Разузнать, где они пасутся чаще всего. Туда мы и пойдем.
Глава 36
— Я знаю, но мы же не
можем его просто бросить, — сказал Деро.
— Мы его не бросаем, —
ответила Кальдера. — К нему будут приходить, о нем будут заботиться. Или
ты думаешь, что я по нему скучать не буду? Ты же сам знаешь, он бы хотел, чтобы
мы поехали.
— Знаю, только я сам не
хочу, чтобы мы ехали. Нельзя его вот так здесь оставлять. Мы нужны ему.
Брат и сестра Шроаки
обсуждали свою проблему в другой комнате, но, если они думали, что Шэм их не
слышит, то сильно ошибались.
— Деро. — Голос
Кальдеры был тих и спокоен. — Он забудет, что нас нет.
— Я знаю, но потом он
вспомнит, и ему снова станет грустно.
— Вспомнит и снова
забудет.
— Я знаю…
Когда Шроаки снова вышли в
коридор к Шэму, Деро взглянул на него красными от слез глазами, и в его взгляде
был вызов. Кальдера остановилась на полшага позади брата, положила ладонь ему
на плечо. Оба смотрели на Шэма.
— Это из-за него мы не
поехали искать их еще раньше, — сказала Кальдера. — Мы давно
подозревали. Твоя новость не была для нас такой уж новостью. Это из-за него.
— Он ждет, —
добавил ее брат.
— Биро ждет известий от
них, — продолжала Кальдера. — Он пишет им. Письма. А ты любишь писать
письма, Шэм?
— Вообще-то не очень.
Трууз и Воам… — Тут он споткнулся и умолк, неожиданно осознав, как долго
он не посылал им весточки о себе. — Вчера, — продолжал он. —
Когда я был здесь в первый раз. Когда я выходил от вас, то кое-что заметил.
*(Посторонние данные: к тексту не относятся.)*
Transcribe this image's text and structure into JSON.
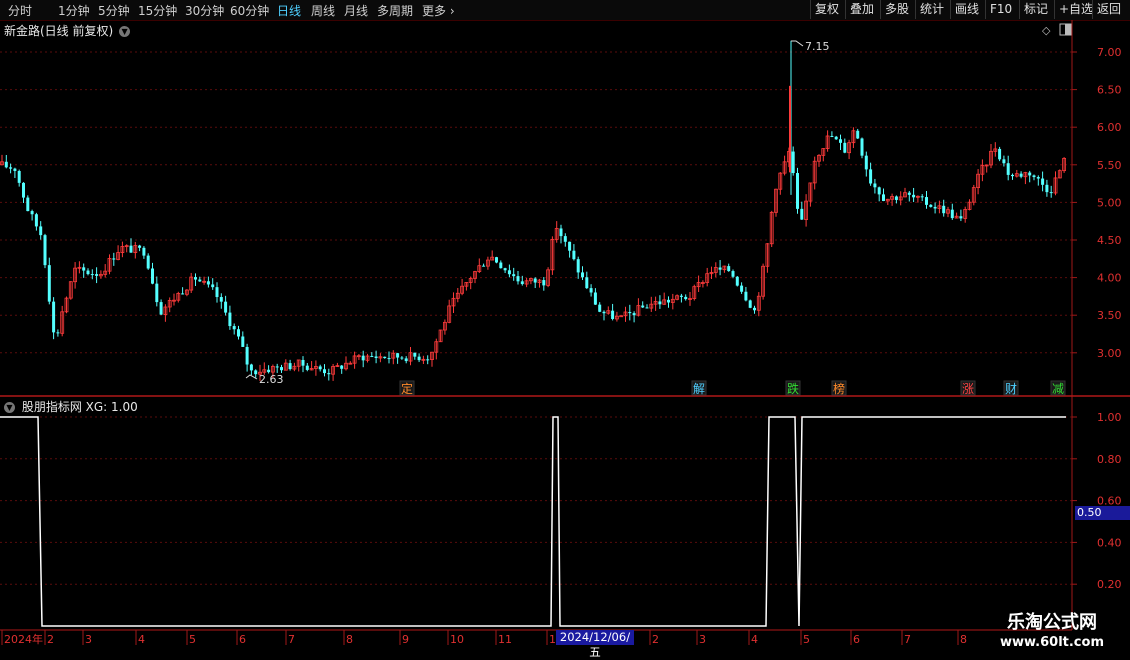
{
  "toolbar": {
    "periods": [
      "分时",
      "1分钟",
      "5分钟",
      "15分钟",
      "30分钟",
      "60分钟",
      "日线",
      "周线",
      "月线",
      "多周期",
      "更多"
    ],
    "active_period": "日线",
    "more_arrow": "›",
    "buttons": [
      "复权",
      "叠加",
      "多股",
      "统计",
      "画线",
      "F10",
      "标记",
      "+自选",
      "返回"
    ]
  },
  "main_chart": {
    "title": "新金路(日线 前复权)",
    "high_label": "7.15",
    "low_label": "2.63",
    "y_ticks": [
      "7.00",
      "6.50",
      "6.00",
      "5.50",
      "5.00",
      "4.50",
      "4.00",
      "3.50",
      "3.00"
    ],
    "events": [
      {
        "text": "定",
        "color": "#ff8a2a"
      },
      {
        "text": "解",
        "color": "#4fd0ff"
      },
      {
        "text": "跌",
        "color": "#33dd33"
      },
      {
        "text": "榜",
        "color": "#ff8a2a"
      },
      {
        "text": "涨",
        "color": "#ff4444"
      },
      {
        "text": "财",
        "color": "#4fd0ff"
      },
      {
        "text": "减",
        "color": "#33dd33"
      }
    ],
    "up_color": "#ff3b3b",
    "down_color": "#54ffff"
  },
  "indicator": {
    "title": "股朋指标网 XG: 1.00",
    "y_ticks": [
      "1.00",
      "0.80",
      "0.60",
      "0.40",
      "0.20"
    ],
    "cursor_value": "0.50"
  },
  "x_axis": {
    "labels": [
      "2024年",
      "2",
      "3",
      "4",
      "5",
      "6",
      "7",
      "8",
      "9",
      "10",
      "11",
      "1",
      "2",
      "3",
      "4",
      "5",
      "6",
      "7",
      "8"
    ],
    "highlight": "2024/12/06/五"
  },
  "chart_data": {
    "type": "line",
    "title": "",
    "series": [
      {
        "name": "XG",
        "x": [
          0,
          0.6,
          0.6,
          1,
          1,
          2,
          2,
          6
        ],
        "values": [
          1,
          1,
          0,
          0,
          1,
          1,
          0,
          1
        ]
      }
    ],
    "ylim": [
      0,
      1.05
    ]
  },
  "watermark": {
    "title": "乐淘公式网",
    "url": "www.60lt.com"
  }
}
Кое-кого. Ваш дом. — Он мрачно посмотрел на них. — За ним следят.
Шроаки смотрели на него,
недоумевая.
— Ну да, — сказал
Деро. Он пожал плечами.
— А, — сказал
Шэм. — Ну, раз вы знаете…
— Разумеется, —
сказала Кальдера.
— Что ж, для вас,
очевидно, разумеется, — сказал Шэм. — Но мне это показалось странным.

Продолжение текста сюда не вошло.